Annina Mullis est soutenue par l'avocat Philip Stolkin. Il pose trois questions centrales.
Photo: Siggi Bucher

Les procédures se sont déroulées selon les règles

Le service de presse de l’Hôpital de l’Île, qui comprend notamment celui d’Aarberg, ne souhaite pas s’exprimer sur ce cas précis devant Blick. Le porte-parole souligne toutefois que l’on se conforme aux dispositions légales concernant le recours à un interprète: «Dans la mesure où cela est médicalement nécessaire, nous travaillons d’une part avec des services d’interprétation et, d’autre part, avec les connaissances linguistiques existantes des collaborateurs». Pourquoi n’y a-t-on pas eu recours dans le cas de Sezgin Dag? La question reste en suspens.

L’entreprise qui s’occupe du Centre fédéral d’asile de Kappelen, sur mandat du SEM, refuse également de s’exprimer. Son porte-parole, Lukas Rieder, se borne à expliquer que les opérations se sont déroulées selon les règles de leur protocole, le soir du 12 novembre 2020. «Dans chaque cas particulier, la nécessité d’appeler une ambulance est décidée sur la base de l’état de santé du malade, assure-t-il. En cas de doute et de situation d’urgence, l’ambulance est appelée.»

Toutefois, aucune définition n’est donnée de la «situation d’urgence». Le pouvoir de décision revient à la personne qui est confrontée à l’urgence. Le porte-parole souligne en outre qu’il est en principe toujours possible de faire appel à un interprète.

Le Ministère public enquête sur le décès

Le Ministère public du Jura Bernois-Seeland a été chargé de l’enquête sur le décès. Son procureur, Amaël Gschwind, a ordonné un interrogatoire du veilleur de nuit, de l’accompagnateur et du chauffeur de taxi et fait établir une expertise médico-légale à l’université de Berne.

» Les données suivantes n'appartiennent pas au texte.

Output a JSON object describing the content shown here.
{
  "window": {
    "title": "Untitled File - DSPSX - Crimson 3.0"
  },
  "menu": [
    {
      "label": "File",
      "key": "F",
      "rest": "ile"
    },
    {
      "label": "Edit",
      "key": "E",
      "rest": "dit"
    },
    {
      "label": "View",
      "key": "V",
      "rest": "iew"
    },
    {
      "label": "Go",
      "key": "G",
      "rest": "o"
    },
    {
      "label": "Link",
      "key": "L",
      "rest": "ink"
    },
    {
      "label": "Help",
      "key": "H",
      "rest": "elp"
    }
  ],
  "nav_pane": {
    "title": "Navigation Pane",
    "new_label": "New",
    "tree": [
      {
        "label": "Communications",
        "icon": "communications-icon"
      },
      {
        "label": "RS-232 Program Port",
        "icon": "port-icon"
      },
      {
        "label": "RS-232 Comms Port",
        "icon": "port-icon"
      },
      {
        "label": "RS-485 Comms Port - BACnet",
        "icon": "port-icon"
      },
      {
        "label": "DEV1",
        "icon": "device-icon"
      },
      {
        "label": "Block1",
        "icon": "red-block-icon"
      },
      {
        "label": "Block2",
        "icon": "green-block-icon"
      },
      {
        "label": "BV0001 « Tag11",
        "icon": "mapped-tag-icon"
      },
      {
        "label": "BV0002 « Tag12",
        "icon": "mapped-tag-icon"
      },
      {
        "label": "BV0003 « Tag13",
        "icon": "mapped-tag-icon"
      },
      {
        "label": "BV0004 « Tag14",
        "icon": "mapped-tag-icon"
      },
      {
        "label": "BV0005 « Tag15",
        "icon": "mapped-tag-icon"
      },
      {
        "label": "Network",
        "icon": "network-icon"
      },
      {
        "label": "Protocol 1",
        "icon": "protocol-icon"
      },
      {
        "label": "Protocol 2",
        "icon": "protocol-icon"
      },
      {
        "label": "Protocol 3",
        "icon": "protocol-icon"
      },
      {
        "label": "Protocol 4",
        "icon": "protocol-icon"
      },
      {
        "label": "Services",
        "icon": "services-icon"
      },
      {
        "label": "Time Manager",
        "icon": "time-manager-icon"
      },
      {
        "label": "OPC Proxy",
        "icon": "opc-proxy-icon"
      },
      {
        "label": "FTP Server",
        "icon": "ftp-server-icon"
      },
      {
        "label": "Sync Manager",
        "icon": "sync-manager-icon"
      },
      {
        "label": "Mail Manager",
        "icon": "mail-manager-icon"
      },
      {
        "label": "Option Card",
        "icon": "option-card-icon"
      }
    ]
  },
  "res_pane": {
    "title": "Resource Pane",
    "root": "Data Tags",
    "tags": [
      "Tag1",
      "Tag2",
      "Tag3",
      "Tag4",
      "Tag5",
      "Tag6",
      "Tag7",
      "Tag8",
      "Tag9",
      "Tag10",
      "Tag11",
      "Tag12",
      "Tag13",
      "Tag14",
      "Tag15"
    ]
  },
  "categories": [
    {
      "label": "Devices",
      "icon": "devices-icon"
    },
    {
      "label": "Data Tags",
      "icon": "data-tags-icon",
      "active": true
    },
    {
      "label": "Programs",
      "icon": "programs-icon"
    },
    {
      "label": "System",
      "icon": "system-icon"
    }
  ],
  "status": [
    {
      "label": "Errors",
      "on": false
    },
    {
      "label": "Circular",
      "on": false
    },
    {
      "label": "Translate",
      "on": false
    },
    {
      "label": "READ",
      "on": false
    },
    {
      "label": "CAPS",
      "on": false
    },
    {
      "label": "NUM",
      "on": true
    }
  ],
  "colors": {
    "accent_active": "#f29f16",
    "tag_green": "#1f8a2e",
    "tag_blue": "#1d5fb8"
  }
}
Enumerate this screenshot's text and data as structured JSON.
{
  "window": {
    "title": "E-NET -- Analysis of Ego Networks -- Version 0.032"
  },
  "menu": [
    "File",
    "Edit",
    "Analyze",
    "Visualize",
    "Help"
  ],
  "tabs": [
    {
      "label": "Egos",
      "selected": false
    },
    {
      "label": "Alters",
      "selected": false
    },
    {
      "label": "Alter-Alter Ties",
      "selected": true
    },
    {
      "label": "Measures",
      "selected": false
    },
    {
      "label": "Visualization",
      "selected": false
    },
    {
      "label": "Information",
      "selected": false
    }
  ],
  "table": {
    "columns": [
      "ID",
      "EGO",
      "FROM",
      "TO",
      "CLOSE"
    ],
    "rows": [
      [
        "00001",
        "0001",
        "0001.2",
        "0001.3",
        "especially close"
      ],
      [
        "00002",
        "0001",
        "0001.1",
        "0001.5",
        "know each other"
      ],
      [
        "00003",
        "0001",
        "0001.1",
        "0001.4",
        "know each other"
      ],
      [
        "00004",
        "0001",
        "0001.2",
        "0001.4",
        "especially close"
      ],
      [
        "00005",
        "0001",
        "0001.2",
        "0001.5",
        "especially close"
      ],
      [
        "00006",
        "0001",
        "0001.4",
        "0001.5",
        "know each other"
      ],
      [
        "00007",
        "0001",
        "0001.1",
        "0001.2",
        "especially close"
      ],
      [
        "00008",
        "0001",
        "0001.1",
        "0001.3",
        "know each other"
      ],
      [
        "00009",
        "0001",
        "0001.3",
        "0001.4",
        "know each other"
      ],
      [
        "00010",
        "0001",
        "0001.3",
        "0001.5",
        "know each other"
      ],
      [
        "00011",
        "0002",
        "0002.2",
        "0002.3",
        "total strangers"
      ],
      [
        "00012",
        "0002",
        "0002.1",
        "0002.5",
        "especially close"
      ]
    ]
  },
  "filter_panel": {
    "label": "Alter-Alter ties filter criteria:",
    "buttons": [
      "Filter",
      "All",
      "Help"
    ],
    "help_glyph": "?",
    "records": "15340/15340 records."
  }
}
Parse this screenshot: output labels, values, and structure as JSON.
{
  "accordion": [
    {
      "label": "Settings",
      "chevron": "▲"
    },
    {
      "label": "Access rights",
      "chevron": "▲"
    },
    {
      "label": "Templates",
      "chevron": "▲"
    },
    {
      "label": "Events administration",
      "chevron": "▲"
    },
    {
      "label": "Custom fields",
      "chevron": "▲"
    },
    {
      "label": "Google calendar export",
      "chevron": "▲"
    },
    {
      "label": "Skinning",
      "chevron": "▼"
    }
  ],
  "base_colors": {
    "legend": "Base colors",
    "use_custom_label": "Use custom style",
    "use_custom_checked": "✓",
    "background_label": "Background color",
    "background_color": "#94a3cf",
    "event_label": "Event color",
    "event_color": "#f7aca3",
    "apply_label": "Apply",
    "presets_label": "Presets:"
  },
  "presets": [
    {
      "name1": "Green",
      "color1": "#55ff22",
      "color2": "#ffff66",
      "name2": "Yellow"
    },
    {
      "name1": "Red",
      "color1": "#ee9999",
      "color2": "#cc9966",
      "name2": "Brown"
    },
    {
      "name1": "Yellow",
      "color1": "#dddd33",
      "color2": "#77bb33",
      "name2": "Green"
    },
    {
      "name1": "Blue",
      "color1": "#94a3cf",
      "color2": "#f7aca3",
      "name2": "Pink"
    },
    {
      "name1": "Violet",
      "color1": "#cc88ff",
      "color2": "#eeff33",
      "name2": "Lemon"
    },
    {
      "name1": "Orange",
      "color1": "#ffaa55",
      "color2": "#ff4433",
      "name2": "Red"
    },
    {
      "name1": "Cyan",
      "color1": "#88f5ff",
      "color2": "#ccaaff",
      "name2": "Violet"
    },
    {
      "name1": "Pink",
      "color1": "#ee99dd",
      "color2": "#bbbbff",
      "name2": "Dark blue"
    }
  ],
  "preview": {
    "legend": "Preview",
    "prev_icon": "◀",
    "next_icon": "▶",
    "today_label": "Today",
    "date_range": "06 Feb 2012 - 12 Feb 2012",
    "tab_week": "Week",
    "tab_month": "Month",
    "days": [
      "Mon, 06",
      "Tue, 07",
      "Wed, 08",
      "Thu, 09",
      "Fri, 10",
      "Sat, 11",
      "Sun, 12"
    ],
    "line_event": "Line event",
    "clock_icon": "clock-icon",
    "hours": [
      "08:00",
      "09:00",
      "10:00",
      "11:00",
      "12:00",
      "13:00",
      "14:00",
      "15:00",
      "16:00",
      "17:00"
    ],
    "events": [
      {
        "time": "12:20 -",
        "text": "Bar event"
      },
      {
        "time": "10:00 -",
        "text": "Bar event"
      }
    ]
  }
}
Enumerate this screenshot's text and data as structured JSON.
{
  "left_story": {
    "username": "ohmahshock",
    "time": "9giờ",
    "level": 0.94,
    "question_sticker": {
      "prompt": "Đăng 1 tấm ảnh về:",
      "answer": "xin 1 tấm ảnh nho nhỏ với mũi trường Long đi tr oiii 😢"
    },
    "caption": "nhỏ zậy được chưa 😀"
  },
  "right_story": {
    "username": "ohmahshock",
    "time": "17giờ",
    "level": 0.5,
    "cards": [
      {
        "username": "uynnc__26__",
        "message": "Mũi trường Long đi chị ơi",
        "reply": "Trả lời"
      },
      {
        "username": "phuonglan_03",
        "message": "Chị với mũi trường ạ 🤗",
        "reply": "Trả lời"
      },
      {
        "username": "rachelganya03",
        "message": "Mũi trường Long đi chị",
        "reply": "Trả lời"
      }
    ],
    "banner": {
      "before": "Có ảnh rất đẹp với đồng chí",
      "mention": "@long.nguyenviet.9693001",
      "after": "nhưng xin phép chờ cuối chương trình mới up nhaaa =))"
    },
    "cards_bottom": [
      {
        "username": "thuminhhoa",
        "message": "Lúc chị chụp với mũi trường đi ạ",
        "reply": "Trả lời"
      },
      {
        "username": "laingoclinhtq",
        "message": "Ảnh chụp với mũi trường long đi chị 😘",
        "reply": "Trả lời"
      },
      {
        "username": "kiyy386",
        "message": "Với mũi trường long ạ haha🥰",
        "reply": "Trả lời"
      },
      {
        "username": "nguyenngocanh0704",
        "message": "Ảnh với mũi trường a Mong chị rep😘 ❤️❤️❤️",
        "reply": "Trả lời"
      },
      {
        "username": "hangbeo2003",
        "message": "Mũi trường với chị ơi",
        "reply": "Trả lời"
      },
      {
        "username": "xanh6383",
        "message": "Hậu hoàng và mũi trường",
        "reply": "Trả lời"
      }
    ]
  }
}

Ce qui est loin d’être suffisant, selon les avocats de la famille Dag. Peu de personnes ont été entendues et cette expertise médico-légale n’est ni complète ni indépendante, assènent-ils. Ils voudraient entendre la version des faits d’autres personnes impliquées, comme le médecin de l’hôpital d’Aarberg chargé du cas. De plus, ils insistent sur la nécessité d’obtenir une expertise cardiologique indépendante.

L'avocate Annina Mullis représente la famille Dag. Pour ses clients, elle a déposé une plainte contre le Ministère public auprès de la Cour suprême de Berne.
Photo: DR

La Cour suprême se penche sur l’affaire

Mais le Ministère public a rejeté leurs douze demandes de preuves. La famille Dag a ainsi saisi la Cour suprême de Berne, qui a déposé sa prise de position finale mercredi dernier.

Le Ministère public du Jura bernois-Seeland estime que les demandes de preuves ne sont pas nécessaires pour clarifier les faits et refuse de répondre aux questions de Blick. «Le reproche selon lequel le Ministère public ne remplit pas suffisamment son devoir d’investigation est souvent entendu, explique son porte-parole. C'est à la chambre de recours de juger si c'était le cas ou non dans le cas présent.»

La vie de Sezgin Dag aurait-elle pu être sauvée? La question pourrait donc être tranchée bientôt. Selon la famille, la réponse est toutefois claire. Et elle espère de toutes ses forces que l’affaire sera élucidée au plus vite. «Il s’agit de négligences, assène sa sœur, Medine. Nous entamons cette procédure pour éviter cette douleur à d’autres réfugiés. Personne ne doit plus être victime de cette injustice.»

Hanım sur la tombe de Sezgin. Il est enterré au cimetière de Gazi à Istanbul.